Osman Avanoğlu
Zarifoğlu, Karakoç ve Zengin
Edebiyatımızın mihenk taşları olan Cahit Zarifoğlu ve Abdurrahim Karakoç’u yad etmeye hazırlanırken şair ve yazar Mevlana İdris Zengin’in vefat haberini aldık, üzüntümüz bir kat daha arttı.
Haziran ayının yedisi sanki Türk edebiyatında bir yaprak dökümü gibi…
35 yıl önce Haziran’ın yedisinde Cahit Zarifoğlu, ardından 10 yıl önce yine Haziran’ın yedisinde Abdurrahim Karakoç, şimdi de Mevlana İdris Zengin aramızdan ayrıldı.
Bir şiirinde; “Ömrümüz kısa biliyorsun / Belki de geldi sıram” diye seslenen Mevlana İdris Zengin, adını aldığı Hz. Mevlana ve Konya aşığıydı. Zengin, Türkiye Yazarlar Birliği Konya Şubesi’nin düzenlediği Mevlana Şiir Şölenine de katılmıştı.
Ne tesadüftür ki Kahramanmaraşlı üç şairi de 7 Haziran’da kaybettik.
Yedi Güzel Adam şiiriyle tanınan Cahit Zarifoğlu’nun da dediği gibi;
“Bu insanlar dev midir
Yatak görmemiş gövde midir?”
Evet, bu insanlar gerçekten birer devdi, Üçü de Türk şiirinin devleriydi.
“Anılar Defterinde Gül Yaprağı
Gibi Unutuldum Kurudum
Başıma Düştü Sevda Ağı
Bir Başıma Tenhalarda Kahroldum.”
Şiir tekniği bakımından belli bir şaire bağlanamayacak olan Cahit Zarifoğlu daha ilk şiirlerinde kendi sesini bulmuş, kendi kuşağı içinde şiirde yapı sorununu en iyi kavramış bir şairdi.
“Çocuktum her şeyi anladığımı sanıyordum
Sonra büyüdüm
Bombaların ve bankaların dağlardan ve ırmaklardan
Fazla olduğunu gördüm”
Mevlana İdris Zengin çocuk edebiyatına yönelerek büyük bir açığı kapatma gayreti içindeydi.
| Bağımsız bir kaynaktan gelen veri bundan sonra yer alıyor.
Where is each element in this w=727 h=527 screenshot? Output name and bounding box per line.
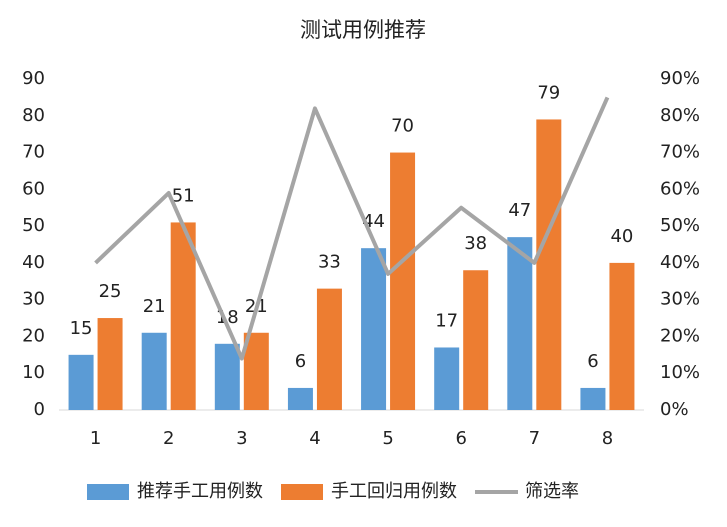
- bar: [390, 152, 416, 411]
- legend-swatch: [281, 484, 323, 500]
- bar: [580, 387, 606, 410]
- chart-title: 测试用例推荐: [300, 18, 426, 42]
- bar: [316, 288, 342, 410]
- y-tick-label: 70: [22, 142, 45, 163]
- y2-tick-label: 80%: [660, 105, 700, 126]
- bar: [463, 270, 489, 410]
- y-tick-label: 80: [22, 105, 45, 126]
- data-label: 15: [70, 318, 93, 339]
- data-label: 40: [610, 226, 633, 247]
- line-series: [94, 96, 610, 361]
- x-tick-label: 1: [90, 428, 101, 449]
- y2-tick-label: 60%: [660, 178, 700, 199]
- data-label: 6: [295, 351, 306, 372]
- bar: [68, 354, 94, 410]
- y2-tick-label: 70%: [660, 142, 700, 163]
- y2-tick-label: 40%: [660, 252, 700, 273]
- bar: [214, 343, 240, 410]
- legend-label: 筛选率: [525, 481, 579, 502]
- data-label: 25: [99, 281, 122, 302]
- bar: [97, 318, 123, 410]
- y2-tick-label: 10%: [660, 362, 700, 383]
- y-tick-label: 10: [22, 362, 45, 383]
- x-tick-label: 2: [163, 428, 174, 449]
- x-tick-label: 8: [602, 428, 613, 449]
- data-label: 6: [587, 351, 598, 372]
- bar: [170, 222, 196, 410]
- y2-tick-label: 20%: [660, 325, 700, 346]
- data-label: 21: [143, 296, 166, 317]
- data-label: 47: [508, 200, 531, 221]
- bar: [536, 119, 562, 410]
- x-tick-label: 5: [382, 428, 393, 449]
- x-tick-label: 4: [309, 428, 320, 449]
- y-tick-label: 40: [22, 252, 45, 273]
- legend-label: 推荐手工用例数: [137, 481, 263, 502]
- bar: [434, 347, 460, 410]
- y-tick-label: 60: [22, 178, 45, 199]
- bar: [243, 332, 269, 410]
- y2-tick-label: 90%: [660, 68, 700, 89]
- bar: [507, 237, 533, 410]
- data-label: 33: [318, 252, 341, 273]
- y-tick-label: 50: [22, 215, 45, 236]
- y2-tick-label: 30%: [660, 289, 700, 310]
- bar: [287, 387, 313, 410]
- data-label: 79: [537, 82, 560, 103]
- legend-swatch: [87, 484, 129, 500]
- x-tick-label: 6: [455, 428, 466, 449]
- y-tick-label: 30: [22, 289, 45, 310]
- bar: [609, 262, 635, 410]
- legend-label: 手工回归用例数: [331, 481, 457, 502]
- data-label: 51: [172, 185, 195, 206]
- y-tick-label: 20: [22, 325, 45, 346]
- data-label: 17: [435, 310, 458, 331]
- y2-tick-label: 50%: [660, 215, 700, 236]
- y-tick-label: 90: [22, 68, 45, 89]
- bar: [361, 248, 387, 410]
- y2-tick-label: 0%: [660, 399, 689, 420]
- data-label: 70: [391, 116, 414, 137]
- bar: [141, 332, 167, 410]
- y-tick-label: 0: [34, 399, 45, 420]
- x-tick-label: 7: [529, 428, 540, 449]
- data-label: 38: [464, 233, 487, 254]
- x-tick-label: 3: [236, 428, 247, 449]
"Sarı saçlarına deli gönlümü
Bağlamışlar çözülmüyor Mihriban
Ayrılıktan zor belleme ölümü
Görmeyince sezilmiyor Mihriban
Yar deyince kalem elden düşüyor
Gözlerim görmüyor, aklım şaşıyor
Lambada titreyen alev üşüyor
Aşk, kâğıda yazılmıyor Mihriban..."
Günümüzde hece şiirini bu kadar ustalıkla kullanan bir başka şair daha tanımıyorum. O kadar ki "Mihriban" şiiri ile bu ustalığın çıtasını çok yükseklere çıkartarak hem çağdaşlarına hem de arkadan gelenlere ulaşılması ve aşılması zor bir eser bıraktı.
Üstadın Mihriban’ını zaten biliyordum, şiirleriyle üniversiteye başladığım sene, 1983’te Kan Yazısı ile tanıştım. O kadar çok etkilendim ki diğer şiirlerini okumadan edemezdim. Kan Yazısı’nı Vur Emri ve diğerleri takip etti.
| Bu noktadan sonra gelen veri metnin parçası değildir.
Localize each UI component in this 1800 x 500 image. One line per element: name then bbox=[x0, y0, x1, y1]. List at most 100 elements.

Abdurrahim Karakoç, bir açıklamasında Mihriban ile ilgili olarak şunları söylemişti:
"Bazıları 'gerçek mi?' diyor. Gerçek diyorum ama adı Mihriban değil. O gençliğimde yaşanmış bir aşktı. Ama şimdi adını deşifre etmem ayıp olur. Benim takmış olduğum sembol bir isimdir Mihriban. Masa başında yazılmış hayali bir aşk bu tadı ve lezzeti vermez, yaşayacaksın ki yazacaksın. O zamanlar elektrik yoktu. Lamba ışığı altında yazıyordum. Şiire başladığımda lambadaki alev titremeye başladı. 'Lambada titreyen alev üşüyor' çıktı. Bazen aklıma düşüyor. Ben unutursun diyorum ama, insan hiçbir zaman unutamıyor. O bir mektup üzerine yazılmıştır..."
"Şiire nasıl başladınız?" sorusuna "Besmeleyle" cevabını veren Abdurrahim Karakoç hakkında yazdığı şiirlerden dolayı pek çok davalar açılan ve hepsinden beraat etti.
Türk edebiyatının kıymetli üç şairine Allah’tan gani gani rahmet diliyorum.